We use cookies. Read the Privacy and Cookie Policy

Россия

Холм. Где-то здесь среди теснящихся друг подле друга крыш и шпилей находилась штаб-квартира генерала Иванова — главнокомандующего всеми русскими армиями юго-западного фронта, самого влиятельного лица после великого князя Николая Николаевича. Наконец-то перед нами был человек, имеющий достаточно полномочий, чтобы разрешить нам посещение фронта.

Часовой у штаба заявил нам, что все уже легли спать.

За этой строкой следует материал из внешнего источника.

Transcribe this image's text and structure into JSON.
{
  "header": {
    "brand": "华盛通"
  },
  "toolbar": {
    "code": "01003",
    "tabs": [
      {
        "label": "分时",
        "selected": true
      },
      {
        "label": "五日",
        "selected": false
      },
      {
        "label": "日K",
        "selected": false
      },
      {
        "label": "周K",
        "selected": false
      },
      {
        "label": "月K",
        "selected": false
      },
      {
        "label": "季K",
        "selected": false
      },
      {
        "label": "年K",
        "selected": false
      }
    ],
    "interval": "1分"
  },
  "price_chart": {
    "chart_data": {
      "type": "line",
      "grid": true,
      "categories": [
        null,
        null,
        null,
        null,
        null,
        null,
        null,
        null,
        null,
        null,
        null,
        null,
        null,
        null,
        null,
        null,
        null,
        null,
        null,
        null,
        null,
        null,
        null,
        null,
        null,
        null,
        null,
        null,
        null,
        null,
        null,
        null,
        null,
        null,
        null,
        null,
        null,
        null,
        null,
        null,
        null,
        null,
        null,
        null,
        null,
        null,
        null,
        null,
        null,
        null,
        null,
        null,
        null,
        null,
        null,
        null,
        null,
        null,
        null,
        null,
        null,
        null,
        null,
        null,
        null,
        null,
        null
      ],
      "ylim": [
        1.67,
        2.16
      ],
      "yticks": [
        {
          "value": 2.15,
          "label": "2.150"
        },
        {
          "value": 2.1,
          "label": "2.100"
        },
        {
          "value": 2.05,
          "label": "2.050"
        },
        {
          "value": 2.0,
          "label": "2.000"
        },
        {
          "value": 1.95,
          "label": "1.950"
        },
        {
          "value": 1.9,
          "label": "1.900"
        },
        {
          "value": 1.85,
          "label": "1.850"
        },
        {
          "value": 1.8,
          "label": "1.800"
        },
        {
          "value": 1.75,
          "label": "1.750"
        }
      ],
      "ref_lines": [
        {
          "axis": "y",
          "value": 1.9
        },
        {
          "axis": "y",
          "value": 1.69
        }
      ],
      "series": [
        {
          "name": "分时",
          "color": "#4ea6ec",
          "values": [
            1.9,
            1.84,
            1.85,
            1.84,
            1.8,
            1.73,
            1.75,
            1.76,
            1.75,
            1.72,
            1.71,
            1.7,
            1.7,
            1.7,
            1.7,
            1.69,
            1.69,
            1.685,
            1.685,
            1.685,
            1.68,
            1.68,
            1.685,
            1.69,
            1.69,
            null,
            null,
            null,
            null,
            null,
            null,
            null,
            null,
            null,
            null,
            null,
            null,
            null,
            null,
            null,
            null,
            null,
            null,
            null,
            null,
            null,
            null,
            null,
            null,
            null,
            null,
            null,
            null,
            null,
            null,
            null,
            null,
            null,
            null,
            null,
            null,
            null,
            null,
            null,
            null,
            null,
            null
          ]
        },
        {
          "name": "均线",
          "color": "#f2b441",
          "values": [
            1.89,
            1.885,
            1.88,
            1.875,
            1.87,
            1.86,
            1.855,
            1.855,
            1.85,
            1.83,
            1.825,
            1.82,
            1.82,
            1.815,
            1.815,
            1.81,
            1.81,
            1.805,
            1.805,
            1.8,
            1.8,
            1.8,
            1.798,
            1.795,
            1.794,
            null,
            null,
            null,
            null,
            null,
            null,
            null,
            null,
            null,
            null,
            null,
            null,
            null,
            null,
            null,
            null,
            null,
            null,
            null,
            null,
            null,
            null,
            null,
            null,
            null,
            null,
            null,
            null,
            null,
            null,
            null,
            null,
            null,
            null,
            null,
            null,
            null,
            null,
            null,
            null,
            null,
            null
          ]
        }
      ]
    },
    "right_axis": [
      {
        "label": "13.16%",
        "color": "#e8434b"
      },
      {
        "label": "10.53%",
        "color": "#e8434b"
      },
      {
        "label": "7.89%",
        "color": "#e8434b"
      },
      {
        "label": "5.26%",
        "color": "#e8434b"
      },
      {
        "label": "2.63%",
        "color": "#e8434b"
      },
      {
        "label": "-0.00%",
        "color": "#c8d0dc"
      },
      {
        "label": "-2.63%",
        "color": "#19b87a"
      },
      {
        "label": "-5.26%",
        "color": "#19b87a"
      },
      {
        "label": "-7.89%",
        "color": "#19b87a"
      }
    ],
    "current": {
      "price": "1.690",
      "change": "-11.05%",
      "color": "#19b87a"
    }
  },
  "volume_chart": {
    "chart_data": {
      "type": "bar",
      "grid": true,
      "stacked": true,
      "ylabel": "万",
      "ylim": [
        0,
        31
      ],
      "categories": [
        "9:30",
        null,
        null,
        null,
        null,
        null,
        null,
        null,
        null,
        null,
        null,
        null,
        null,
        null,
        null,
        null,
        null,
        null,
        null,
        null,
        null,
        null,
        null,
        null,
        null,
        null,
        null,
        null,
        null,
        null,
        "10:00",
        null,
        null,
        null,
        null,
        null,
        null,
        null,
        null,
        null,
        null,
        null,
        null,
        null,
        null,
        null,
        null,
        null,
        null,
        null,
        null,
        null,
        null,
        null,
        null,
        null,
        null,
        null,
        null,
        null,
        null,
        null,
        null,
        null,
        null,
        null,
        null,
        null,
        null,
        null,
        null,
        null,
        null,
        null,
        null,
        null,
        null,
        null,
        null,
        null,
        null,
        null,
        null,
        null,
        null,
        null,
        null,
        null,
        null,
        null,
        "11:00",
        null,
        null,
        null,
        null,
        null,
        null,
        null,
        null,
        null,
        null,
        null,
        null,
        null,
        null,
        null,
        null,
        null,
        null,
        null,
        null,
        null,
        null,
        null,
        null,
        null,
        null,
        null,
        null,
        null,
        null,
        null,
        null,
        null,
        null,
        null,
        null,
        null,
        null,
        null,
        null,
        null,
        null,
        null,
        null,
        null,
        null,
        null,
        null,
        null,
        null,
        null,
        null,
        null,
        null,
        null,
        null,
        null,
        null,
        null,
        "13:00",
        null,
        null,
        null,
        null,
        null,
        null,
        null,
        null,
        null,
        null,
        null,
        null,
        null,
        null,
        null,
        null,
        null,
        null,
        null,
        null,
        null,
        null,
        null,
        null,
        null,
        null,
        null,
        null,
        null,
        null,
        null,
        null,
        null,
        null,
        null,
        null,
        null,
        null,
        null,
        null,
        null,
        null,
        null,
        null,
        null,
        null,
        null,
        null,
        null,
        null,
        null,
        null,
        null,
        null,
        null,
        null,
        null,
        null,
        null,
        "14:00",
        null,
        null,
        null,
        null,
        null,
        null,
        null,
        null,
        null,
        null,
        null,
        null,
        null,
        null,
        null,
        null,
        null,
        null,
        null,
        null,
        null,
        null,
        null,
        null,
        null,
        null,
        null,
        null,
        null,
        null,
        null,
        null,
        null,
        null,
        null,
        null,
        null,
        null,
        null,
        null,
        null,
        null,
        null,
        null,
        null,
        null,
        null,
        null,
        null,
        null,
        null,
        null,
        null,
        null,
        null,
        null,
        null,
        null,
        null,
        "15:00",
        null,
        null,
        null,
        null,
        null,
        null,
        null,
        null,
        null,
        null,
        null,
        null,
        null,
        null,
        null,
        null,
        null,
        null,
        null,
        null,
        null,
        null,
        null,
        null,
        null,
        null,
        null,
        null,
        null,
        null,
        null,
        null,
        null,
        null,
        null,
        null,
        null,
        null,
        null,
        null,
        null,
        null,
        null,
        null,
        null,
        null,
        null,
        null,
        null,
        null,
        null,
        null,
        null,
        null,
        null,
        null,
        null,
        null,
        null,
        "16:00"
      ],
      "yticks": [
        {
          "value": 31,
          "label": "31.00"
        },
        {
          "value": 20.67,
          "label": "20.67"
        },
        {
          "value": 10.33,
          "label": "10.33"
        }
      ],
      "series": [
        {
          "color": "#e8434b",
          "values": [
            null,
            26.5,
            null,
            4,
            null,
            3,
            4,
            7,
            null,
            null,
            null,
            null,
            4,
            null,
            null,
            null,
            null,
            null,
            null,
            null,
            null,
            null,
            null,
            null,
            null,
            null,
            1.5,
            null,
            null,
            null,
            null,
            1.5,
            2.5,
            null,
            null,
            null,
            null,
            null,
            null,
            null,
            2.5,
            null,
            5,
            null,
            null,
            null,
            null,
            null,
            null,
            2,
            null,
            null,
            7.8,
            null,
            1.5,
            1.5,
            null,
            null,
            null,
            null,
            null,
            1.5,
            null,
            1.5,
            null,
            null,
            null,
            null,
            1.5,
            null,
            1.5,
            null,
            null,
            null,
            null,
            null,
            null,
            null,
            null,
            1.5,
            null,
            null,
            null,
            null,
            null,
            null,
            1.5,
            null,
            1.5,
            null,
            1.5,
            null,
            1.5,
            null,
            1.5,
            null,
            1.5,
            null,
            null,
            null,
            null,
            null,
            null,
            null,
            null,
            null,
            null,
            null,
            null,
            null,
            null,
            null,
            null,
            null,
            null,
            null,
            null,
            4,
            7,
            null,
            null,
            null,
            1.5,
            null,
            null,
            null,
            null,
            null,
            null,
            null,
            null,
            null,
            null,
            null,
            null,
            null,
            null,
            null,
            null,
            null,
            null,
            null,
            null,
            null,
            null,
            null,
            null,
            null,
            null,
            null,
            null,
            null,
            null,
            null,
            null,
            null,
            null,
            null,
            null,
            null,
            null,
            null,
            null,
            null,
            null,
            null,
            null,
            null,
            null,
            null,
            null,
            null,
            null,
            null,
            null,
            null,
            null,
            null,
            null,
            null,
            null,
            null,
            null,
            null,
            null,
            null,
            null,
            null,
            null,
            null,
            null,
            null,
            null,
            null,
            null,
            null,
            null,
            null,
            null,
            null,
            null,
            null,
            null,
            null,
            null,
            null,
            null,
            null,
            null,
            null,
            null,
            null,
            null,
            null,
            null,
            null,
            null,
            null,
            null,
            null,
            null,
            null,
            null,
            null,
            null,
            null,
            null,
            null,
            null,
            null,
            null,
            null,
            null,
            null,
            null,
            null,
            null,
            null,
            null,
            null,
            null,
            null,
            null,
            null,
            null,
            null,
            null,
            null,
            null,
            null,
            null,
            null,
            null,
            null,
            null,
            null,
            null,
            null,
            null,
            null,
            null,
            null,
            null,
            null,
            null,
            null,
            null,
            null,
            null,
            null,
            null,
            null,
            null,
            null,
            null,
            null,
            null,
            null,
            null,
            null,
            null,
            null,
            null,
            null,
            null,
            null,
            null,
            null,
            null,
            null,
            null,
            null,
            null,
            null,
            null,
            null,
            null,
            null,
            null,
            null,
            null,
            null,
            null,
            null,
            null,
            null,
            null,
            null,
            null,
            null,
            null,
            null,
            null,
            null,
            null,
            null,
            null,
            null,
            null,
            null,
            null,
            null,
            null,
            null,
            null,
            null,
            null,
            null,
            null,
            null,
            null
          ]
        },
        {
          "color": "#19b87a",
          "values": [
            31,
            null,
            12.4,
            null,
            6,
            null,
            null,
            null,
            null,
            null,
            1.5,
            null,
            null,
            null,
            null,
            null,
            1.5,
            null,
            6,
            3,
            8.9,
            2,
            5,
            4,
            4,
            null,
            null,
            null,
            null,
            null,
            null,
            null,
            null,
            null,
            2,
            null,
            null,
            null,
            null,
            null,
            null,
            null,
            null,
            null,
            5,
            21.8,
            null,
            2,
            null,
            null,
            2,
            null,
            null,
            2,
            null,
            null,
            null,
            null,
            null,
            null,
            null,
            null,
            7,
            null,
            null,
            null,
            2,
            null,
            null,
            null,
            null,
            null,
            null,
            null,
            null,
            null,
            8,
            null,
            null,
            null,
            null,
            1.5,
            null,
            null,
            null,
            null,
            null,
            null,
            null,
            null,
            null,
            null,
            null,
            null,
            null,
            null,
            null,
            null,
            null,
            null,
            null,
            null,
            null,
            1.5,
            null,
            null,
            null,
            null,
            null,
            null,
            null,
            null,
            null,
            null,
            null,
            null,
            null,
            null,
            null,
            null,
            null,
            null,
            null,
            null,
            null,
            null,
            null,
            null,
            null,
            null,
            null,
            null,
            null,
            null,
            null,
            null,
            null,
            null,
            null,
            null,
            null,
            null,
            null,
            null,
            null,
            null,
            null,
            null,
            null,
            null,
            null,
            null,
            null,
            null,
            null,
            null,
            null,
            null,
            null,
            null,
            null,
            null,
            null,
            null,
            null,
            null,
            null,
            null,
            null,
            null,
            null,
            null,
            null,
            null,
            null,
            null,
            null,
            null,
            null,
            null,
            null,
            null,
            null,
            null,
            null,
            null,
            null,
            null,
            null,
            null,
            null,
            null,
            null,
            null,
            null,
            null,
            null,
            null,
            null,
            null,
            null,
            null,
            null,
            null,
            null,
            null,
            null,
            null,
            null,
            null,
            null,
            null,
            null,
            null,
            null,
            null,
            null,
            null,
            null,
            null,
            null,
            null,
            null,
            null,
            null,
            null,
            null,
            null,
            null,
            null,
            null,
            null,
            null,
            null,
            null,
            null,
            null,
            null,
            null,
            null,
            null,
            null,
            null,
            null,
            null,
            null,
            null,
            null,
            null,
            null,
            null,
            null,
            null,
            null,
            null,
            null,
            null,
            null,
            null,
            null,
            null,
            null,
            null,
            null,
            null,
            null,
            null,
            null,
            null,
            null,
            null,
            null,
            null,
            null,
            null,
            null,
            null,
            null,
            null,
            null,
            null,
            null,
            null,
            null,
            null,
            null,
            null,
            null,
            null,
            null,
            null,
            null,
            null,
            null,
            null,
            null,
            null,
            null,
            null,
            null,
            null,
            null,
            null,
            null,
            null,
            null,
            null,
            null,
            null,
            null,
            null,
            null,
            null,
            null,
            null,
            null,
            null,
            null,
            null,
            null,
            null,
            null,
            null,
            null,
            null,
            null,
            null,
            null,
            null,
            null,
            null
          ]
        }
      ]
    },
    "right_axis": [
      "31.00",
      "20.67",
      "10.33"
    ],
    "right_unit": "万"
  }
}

— Лютчая гостинитса! — сказали мы извозчику по-русски. Машинально мы начали искать глазами гостиницу «Бристоль», которую можно найти в любом городе, городке и деревне европейского континента. Но она разделила судьбу других гостиниц «Бристоль», пришедших повсеместно в упадок. Лучшей гостиницей оказалось трехэтажное оштукатуренное здание. Оно стояло посреди круто подымавшейся вверх улицы в перенаселенном еврейском квартале. На вывеске было по-русски написано «Английская гостиница». Но по-английски здесь, конечно, никто не говорил. Говорившие на английском языке постояльцы сюда никогда и не заезжали. Зато низенький черноусый поляк, который, обливаясь потом, метался по комнатам в ответ на крики «номерной» нетерпеливых гостей, знал две французские фразы: «Tres jolie» и «Tout de suite»[30]. Кроме того, гашейн — хозяин заведения — говорил по-еврейски.

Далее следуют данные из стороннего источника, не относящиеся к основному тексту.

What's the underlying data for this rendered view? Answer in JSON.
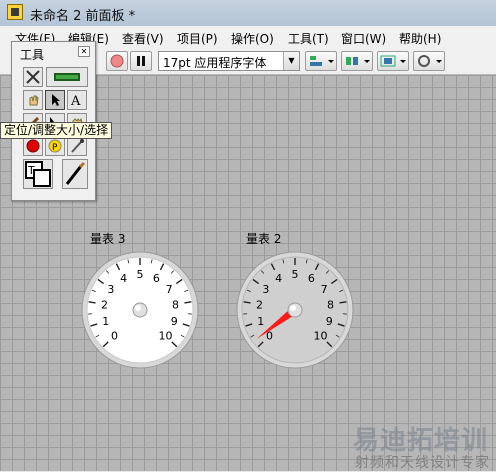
{
  "window": {
    "title": "未命名 2 前面板 *"
  },
  "menu": [
    "文件(F)",
    "编辑(E)",
    "查看(V)",
    "项目(P)",
    "操作(O)",
    "工具(T)",
    "窗口(W)",
    "帮助(H)"
  ],
  "toolbar": {
    "font_select_value": "17pt 应用程序字体"
  },
  "tools_palette": {
    "title": "工具",
    "tooltip": "定位/调整大小/选择"
  },
  "gauges": [
    {
      "label": "量表 3",
      "min": 0,
      "max": 10,
      "value": 0,
      "ticks": [
        "0",
        "1",
        "2",
        "3",
        "4",
        "5",
        "6",
        "7",
        "8",
        "9",
        "10"
      ]
    },
    {
      "label": "量表 2",
      "min": 0,
      "max": 10,
      "value": 0.3,
      "ticks": [
        "0",
        "1",
        "2",
        "3",
        "4",
        "5",
        "6",
        "7",
        "8",
        "9",
        "10"
      ]
    }
  ],
  "watermark": {
    "line1": "易迪拓培训",
    "line2": "射频和天线设计专家"
  },
  "colors": {
    "needle": "#ff1a1a",
    "canvas": "#b6b6b6"
  }
}
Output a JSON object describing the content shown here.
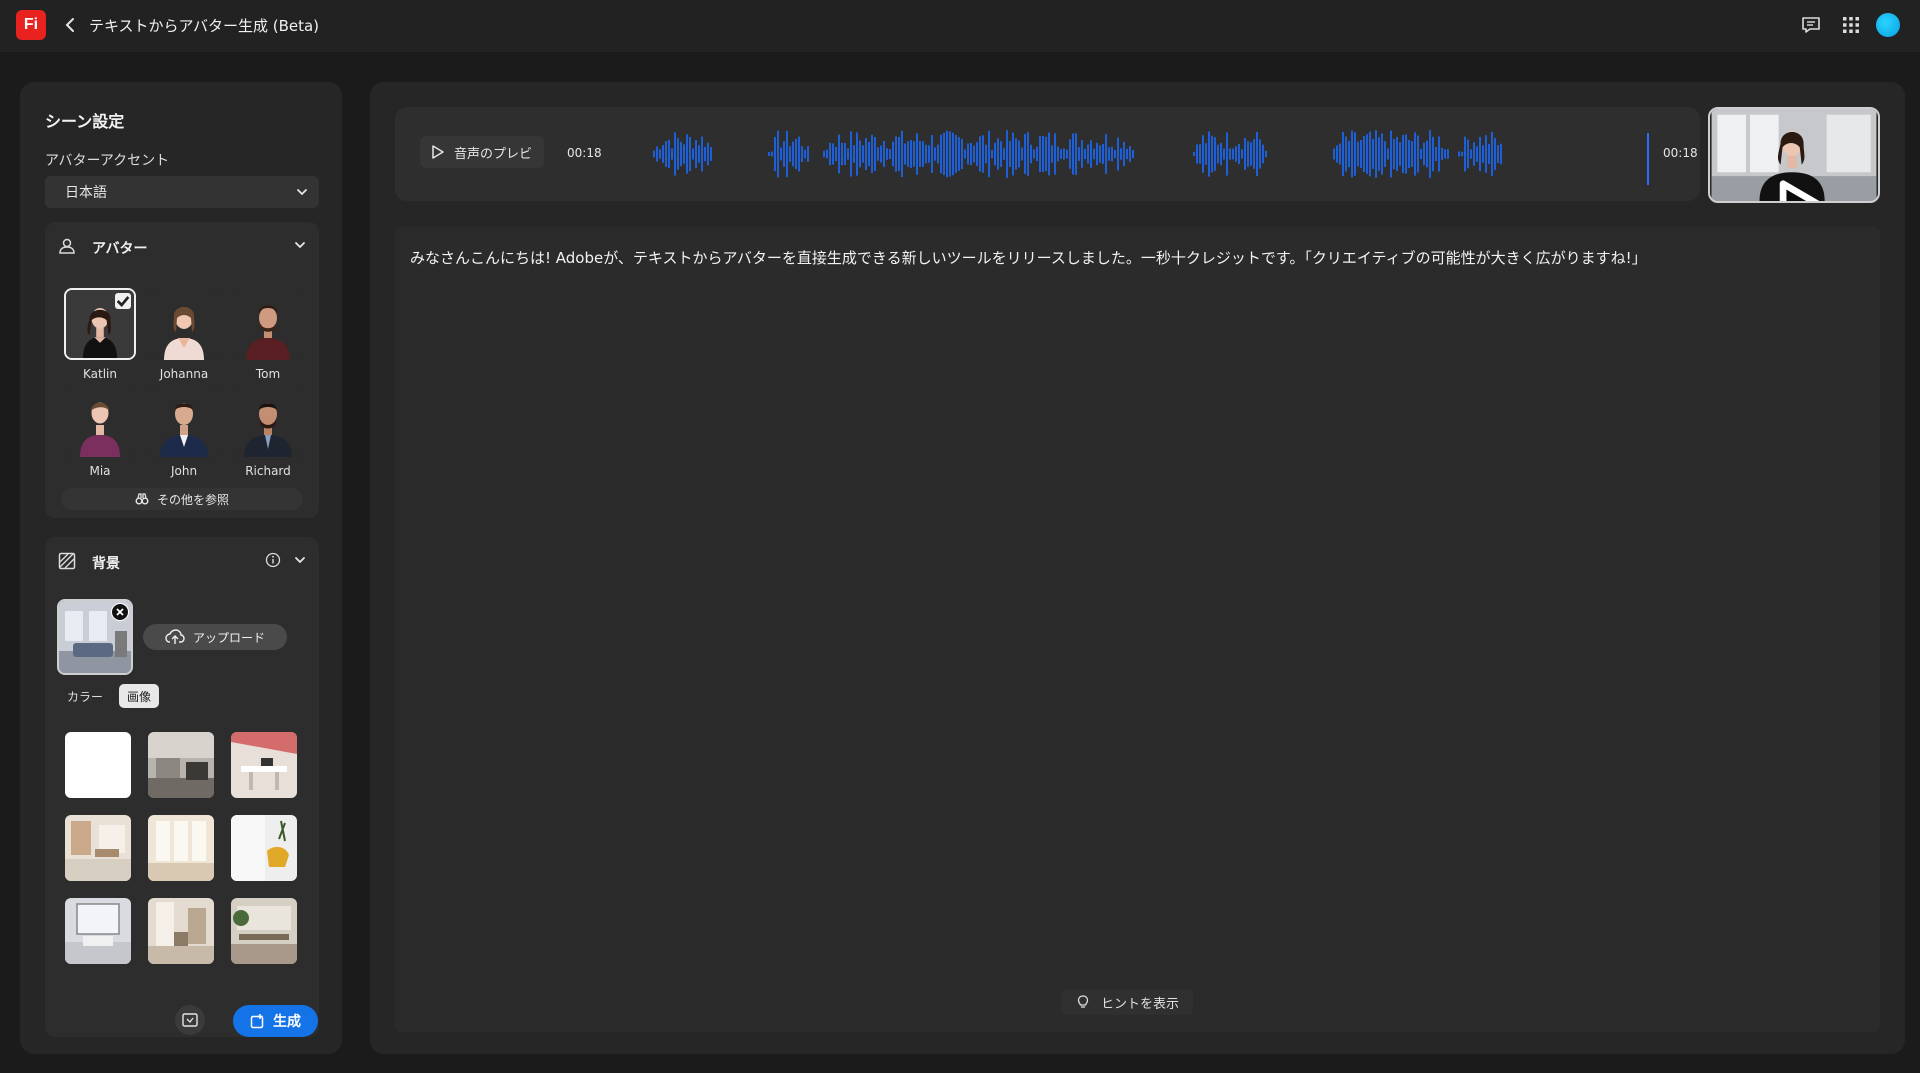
{
  "topbar": {
    "logo_text": "Fi",
    "title": "テキストからアバター生成 (Beta)",
    "icons": [
      "back-chevron-icon",
      "comment-icon",
      "apps-grid-icon",
      "user-avatar"
    ]
  },
  "scene": {
    "title": "シーン設定",
    "accent_label": "アバターアクセント",
    "accent_value": "日本語"
  },
  "avatar_section": {
    "label": "アバター",
    "avatars": [
      {
        "name": "Katlin",
        "selected": true
      },
      {
        "name": "Johanna",
        "selected": false
      },
      {
        "name": "Tom",
        "selected": false
      },
      {
        "name": "Mia",
        "selected": false
      },
      {
        "name": "John",
        "selected": false
      },
      {
        "name": "Richard",
        "selected": false
      }
    ],
    "see_more": "その他を参照"
  },
  "background_section": {
    "label": "背景",
    "upload_label": "アップロード",
    "tab_color": "カラー",
    "tab_image": "画像",
    "selected_tab": "画像"
  },
  "actions": {
    "generate_label": "生成"
  },
  "audio": {
    "preview_label": "音声のプレビ",
    "time_start": "00:18",
    "time_end": "00:18"
  },
  "script": {
    "text": "みなさんこんにちは! Adobeが、テキストからアバターを直接生成できる新しいツールをリリースしました。一秒十クレジットです。「クリエイティブの可能性が大きく広がりますね!」"
  },
  "hint": {
    "label": "ヒントを表示"
  },
  "colors": {
    "accent": "#1473e6",
    "waveform": "#1f5fd6",
    "logo": "#e8231f"
  }
}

Когда утром следующего дня мы одевались, пришел офицер с наголо обритой головой и вежливо попросил нас сопровождать его в штаб. Он сказал, что по меньшей мере четыре человека слышали, как мы разговаривали по-немецки, и донесли, что в Холме находятся шпионы. Нас ввели в комнату, где за маленьким столом сидел человек с симпатичным лицом. Улыбаясь, он пожал нам руки и заговорил по-французски. Мы подали ему наши паспорта и рекомендательное письмо от князя Трубецкого.

— Генерал-губернатор Галиции посоветовал нам приехать сюда и попросить у генерала Иванова разрешения посетить фронт.

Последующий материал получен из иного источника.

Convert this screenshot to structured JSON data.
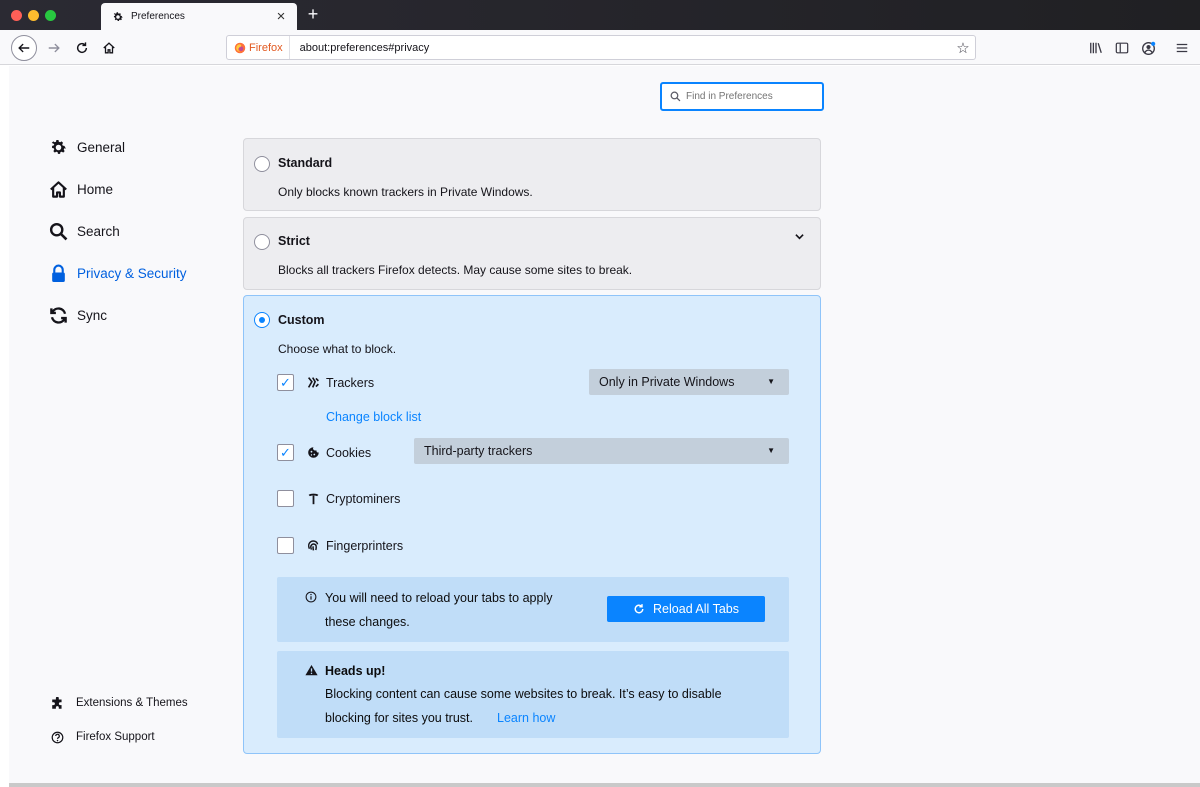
{
  "window": {
    "tab_title": "Preferences",
    "tab_icon": "gear-icon"
  },
  "navbar": {
    "identity_label": "Firefox",
    "url": "about:preferences#privacy"
  },
  "search": {
    "placeholder": "Find in Preferences"
  },
  "sidebar": {
    "items": [
      {
        "label": "General",
        "icon": "gear-icon"
      },
      {
        "label": "Home",
        "icon": "home-icon"
      },
      {
        "label": "Search",
        "icon": "search-icon"
      },
      {
        "label": "Privacy & Security",
        "icon": "lock-icon",
        "selected": true
      },
      {
        "label": "Sync",
        "icon": "sync-icon"
      }
    ],
    "footer": [
      {
        "label": "Extensions & Themes",
        "icon": "puzzle-icon"
      },
      {
        "label": "Firefox Support",
        "icon": "help-icon"
      }
    ]
  },
  "options": {
    "standard": {
      "title": "Standard",
      "description": "Only blocks known trackers in Private Windows.",
      "selected": false
    },
    "strict": {
      "title": "Strict",
      "description": "Blocks all trackers Firefox detects. May cause some sites to break.",
      "selected": false
    },
    "custom": {
      "title": "Custom",
      "description": "Choose what to block.",
      "selected": true,
      "trackers": {
        "label": "Trackers",
        "checked": true,
        "select_value": "Only in Private Windows",
        "link": "Change block list"
      },
      "cookies": {
        "label": "Cookies",
        "checked": true,
        "select_value": "Third-party trackers"
      },
      "cryptominers": {
        "label": "Cryptominers",
        "checked": false
      },
      "fingerprinters": {
        "label": "Fingerprinters",
        "checked": false
      },
      "reload_notice": {
        "line1": "You will need to reload your tabs to apply",
        "line2": "these changes.",
        "button": "Reload All Tabs"
      },
      "heads_up": {
        "title": "Heads up!",
        "line1": "Blocking content can cause some websites to break. It’s easy to disable",
        "line2": "blocking for sites you trust.",
        "link": "Learn how"
      }
    }
  },
  "colors": {
    "accent": "#0a84ff",
    "selected_nav": "#0060df",
    "custom_card_bg": "#d9ecfd",
    "notice_bg": "#c0ddf8"
  }
}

Он понимающе закивал головой:

— Прекрасно. Но мы должны сначала телеграфировать великому князю. Поймите, это простая формальность. Ответ придет самое большее через два-три часа. Пока же возвращайтесь, пожалуйста, в свою гостиницу и ждите там.

Наша комната с двумя слуховыми оконцами и наклонным потолком находилась на третьем этаже, сразу же под крышей. За окнами виднелись старые, залатанные железные крыши сгрудившихся в беспорядке домишек еврейского квартала. За ними возвышались холмы с заросшими густым лесом склонами. Их венчали башни и золоченые купола монастыря. Справа от нас к воротам монастырского парка поднималась вверх по холму вымощенная булыжником улица. Она была застроена по обеим сторонам вперемежку лачугами и большими домами. Слева за крышами домов взору открывались широко раскинувшиеся равнины, тянувшиеся далеко на север: квадраты темных лесов, полей и деревень. Поблизости находилась сортировочная станция, на которой сновали поезда.

Мы ждали весь день, но никто не пришел. На следующий день, не успели мы встать с постели, как вошел с поклоном лысый офицер.

— Великий князь еще не ответил, — сказал он уклончиво. — Но нет никакого сомнения, что ответ последует в течение дня или, может быть, завтра.

— Как завтра! — воскликнули мы в один голос. — А мы думали, что это дело двух или трех часов!

Офицер смотрел куда угодно, только не на нас:

— Его высочество очень занят.

— Не может ли его высочество урвать несколько минут от планирования отступления и заняться нашим делом?

— Потерпите, господа, — пробормотал офицер, испытывая при этом неловкость. — Теперь это дело лишь часа или около того. Обещаю, что с ответом не будет задержки… Пока что мне приказано затребовать у вас документы — все, что у вас имеется.

— Неужели нас заподозрили в шпионаже? — Офицер натянуто засмеялся, давая нам расписку, и ответил отрицательно.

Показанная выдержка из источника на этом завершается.